Morrisons announces fall in Q3 sales

Today Morrisons reported a dip in like-for-like (LFL) sales of 2.1% in its Q3 report.

The dip came after a poor H1 performance from the supermarket chain, when LFL sales fell by 0.9%.

Clive Black from Shore Capital pointed out that the figure included uplifts from the conversion of stores to the Fresh Format, of which 35 have been completed in the weeks to 13 October 2012, “and implied a materially weak volume picture,” he said.

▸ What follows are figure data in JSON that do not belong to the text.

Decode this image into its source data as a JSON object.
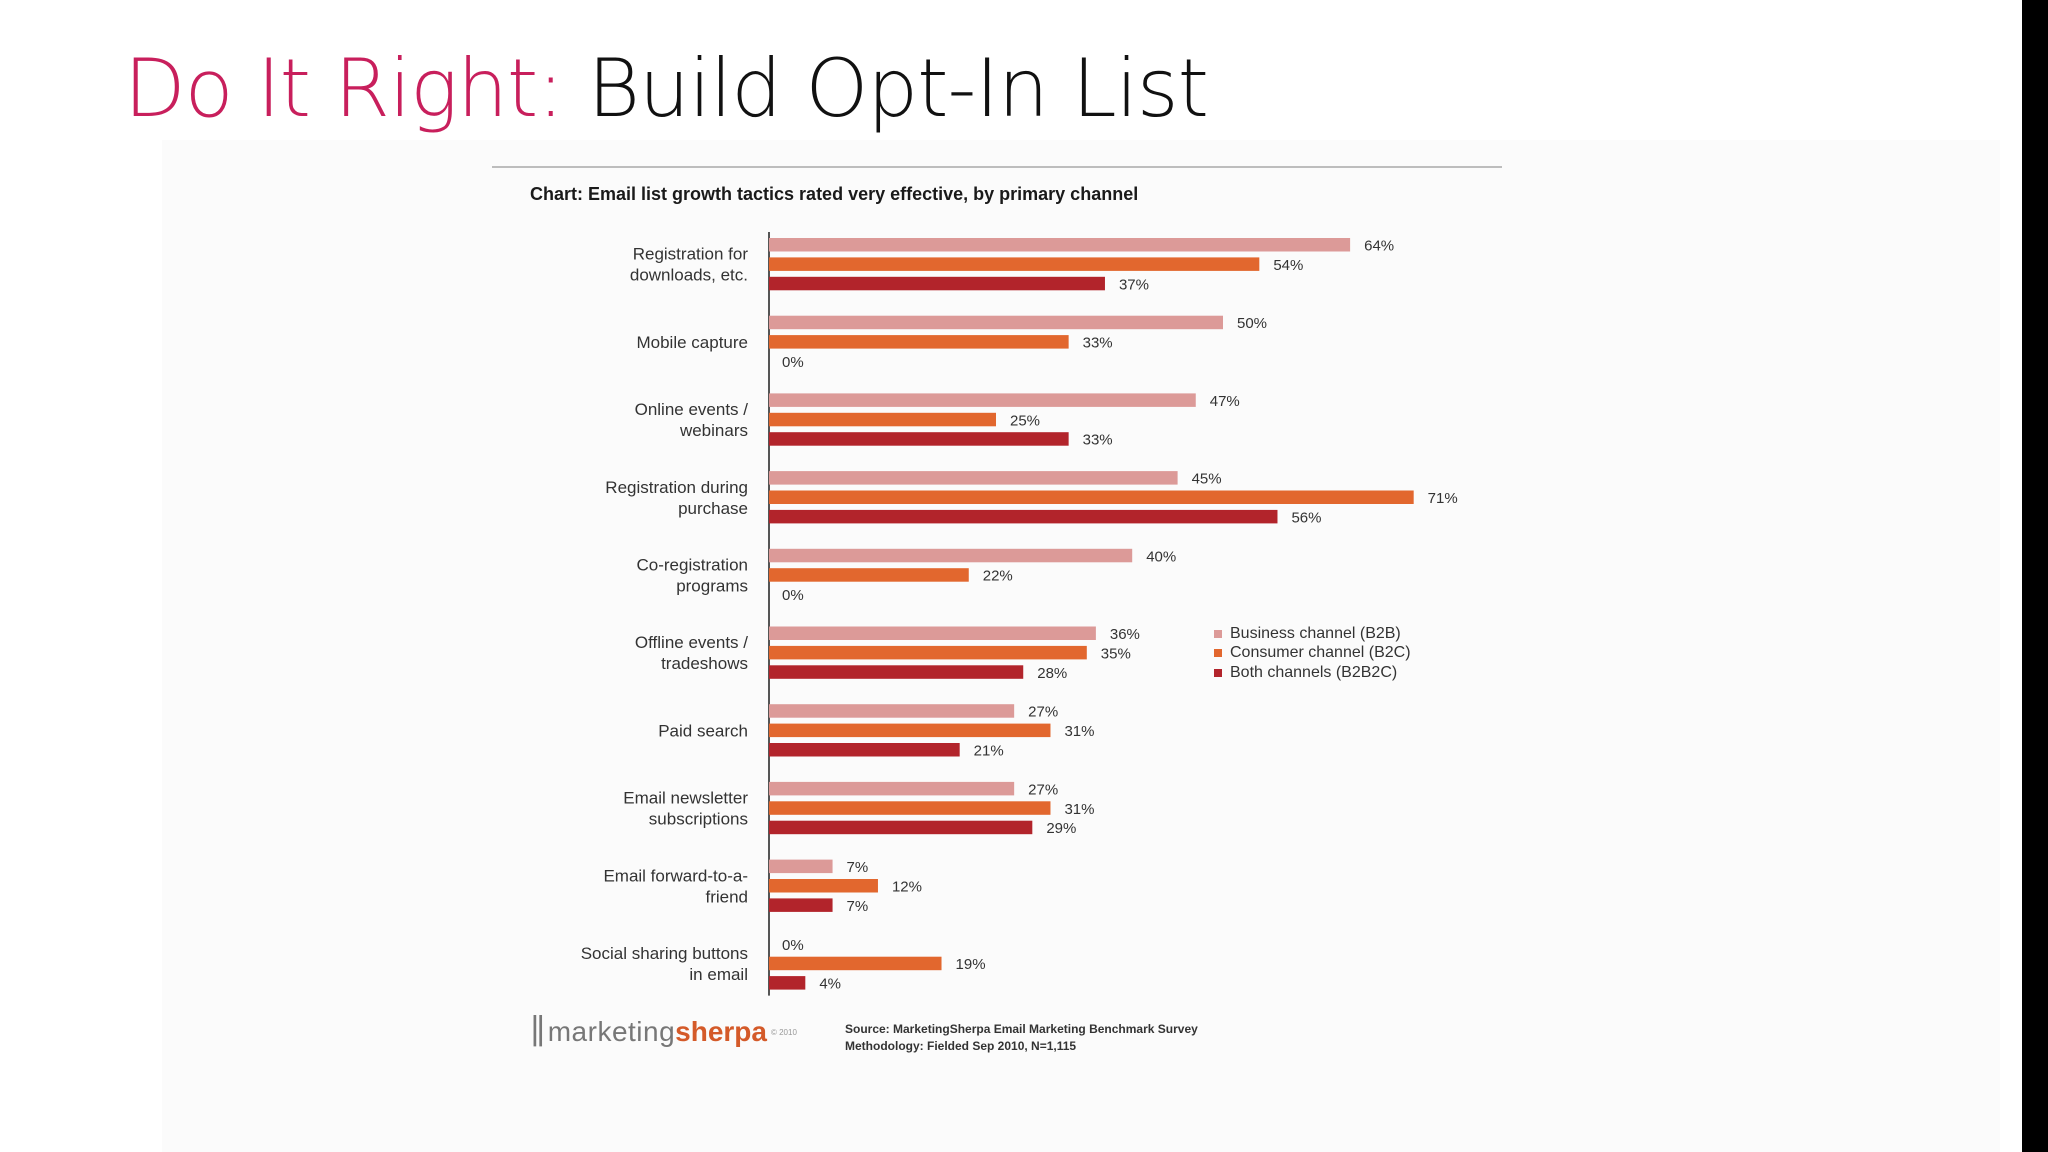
{
  "slide": {
    "title_accent": "Do It Right:",
    "title_rest": "Build Opt-In List"
  },
  "chart_data": {
    "type": "bar",
    "orientation": "horizontal",
    "title": "Chart: Email list growth tactics rated very effective, by primary channel",
    "categories": [
      [
        "Registration for",
        "downloads, etc."
      ],
      [
        "Mobile capture"
      ],
      [
        "Online events /",
        "webinars"
      ],
      [
        "Registration during",
        "purchase"
      ],
      [
        "Co-registration",
        "programs"
      ],
      [
        "Offline events /",
        "tradeshows"
      ],
      [
        "Paid search"
      ],
      [
        "Email newsletter",
        "subscriptions"
      ],
      [
        "Email forward-to-a-",
        "friend"
      ],
      [
        "Social sharing buttons",
        "in email"
      ]
    ],
    "series": [
      {
        "name": "Business channel (B2B)",
        "color": "#dc9a98",
        "values": [
          64,
          50,
          47,
          45,
          40,
          36,
          27,
          27,
          7,
          0
        ]
      },
      {
        "name": "Consumer channel (B2C)",
        "color": "#e2672e",
        "values": [
          54,
          33,
          25,
          71,
          22,
          35,
          31,
          31,
          12,
          19
        ]
      },
      {
        "name": "Both channels (B2B2C)",
        "color": "#b2242b",
        "values": [
          37,
          0,
          33,
          56,
          0,
          28,
          21,
          29,
          7,
          4
        ]
      }
    ],
    "value_suffix": "%",
    "xlim": [
      0,
      72
    ],
    "legend_position": "right",
    "grid": false
  },
  "footer": {
    "logo_word1": "marketing",
    "logo_word2": "sherpa",
    "logo_copy": "© 2010",
    "source_line1": "Source: MarketingSherpa Email Marketing Benchmark Survey",
    "source_line2": "Methodology: Fielded Sep 2010, N=1,115"
  }
}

Black noted there was expected to be an increase in sales (by 4%-6%) from the Fresh Format stores, but said: “The performance of non-converted Morrisons outlets is likely to be that bit weaker still – LFL volumes may be down by 4%-5%.”

Kantar Worldpanel director Edward Garner said the performance of Morrisons would cause concern. He added: “Recent announcements about the development of online and convenience, which are the two fastest-growing grocery channels, will no doubt be given added urgency as these channels continue to deliver growth for competitors.”

Black also speculated that Morrisons’ problems were likely to be caused by doing “too much too young” and through making changes. However, Black also said that some changes, such as the M-Kitchen and NuMe ranges, had added a boost to Morrisons’ offer.

Black finished: “Shore Capital notes that Morrison has announced that its commercial director, Richard Hodgson, is standing down from day-to-day duties, his role being assumed by long-standing company executive Martyn Jones. Such a development does not suggest to us, at least, a totally harmonious senior team.”